苏婧语躺在床上,眼睛望着帐子,甚至忽视了屋内悄然出现的人。
烛火下,他晶亮的眸子再无星光辉灿,像是蒙了尘的珍珠,失去了光泽。
握握拳,他还是走到了床边,掀帘。
他看到她睁眼侧头来看他,烛火照进帐内,她面容半隐在阴影里。
这美丽的容貌,原来她也给了五哥看。他眼底是迷离不清的思绪。原来他们早就认识,那他算什么?
他眼神晃了晃,只是看着她不说话,她淡淡的道:“夜深了,回去吧。”
“……回去?回哪儿去。”他无意识的说着连自己也不懂的话,躺在了她身边,钻进了她的被子里,将头抵在她肩上,喘着气哽咽抽泣。

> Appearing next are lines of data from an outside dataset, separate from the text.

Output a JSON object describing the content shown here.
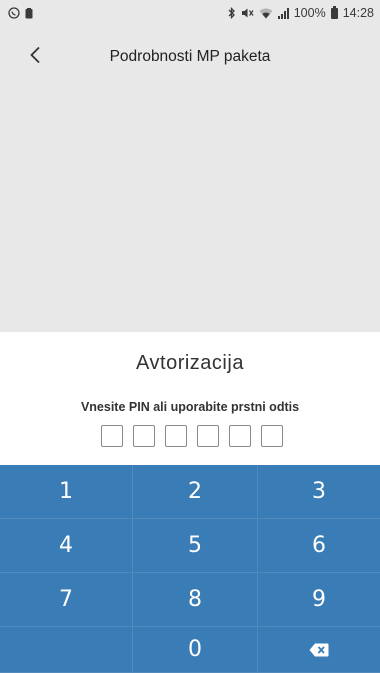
{
  "status_bar": {
    "battery_percent": "100%",
    "time": "14:28"
  },
  "header": {
    "title": "Podrobnosti MP paketa",
    "back_icon": "chevron-left-icon"
  },
  "auth": {
    "title": "Avtorizacija",
    "subtitle": "Vnesite PIN ali uporabite prstni odtis",
    "pin_length": 6
  },
  "keypad": {
    "keys": [
      "1",
      "2",
      "3",
      "4",
      "5",
      "6",
      "7",
      "8",
      "9",
      "",
      "0",
      "backspace"
    ],
    "backspace_icon": "backspace-icon"
  },
  "colors": {
    "keypad_bg": "#3a7cb5",
    "screen_bg": "#e8e8e8",
    "panel_bg": "#ffffff"
  }
}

她心底黯然,乱的像一锅粥,眼泪也滑了下来,为的是什么,她也不知道。
哭着,抽噎着,两人偎在一起睡了过去。
早上起来,他睁眼看着她,见她脸上的泪痕,轻轻地吻着。
脸上痒痒的,苏婧语猛地睁开了眼,微惊,“你做什么!”
他嘻嘻一笑,亲吻她的面。
她推开他,愠怒。
他眼睛一暗,看着她不说话。
她蹙眉,陷入迷茫,他伸手将她抱住,“你心悦五哥是吗?”
他的手再颤抖,泄露了他的紧张害怕。
她淡淡地道:“……过去了……”
他眼神晦暗了几分,很快又雀跃起来,亲亲她的眼睑,柔柔的,像羽毛,挠在了人的心底深处,让她一时竟忘了拒绝。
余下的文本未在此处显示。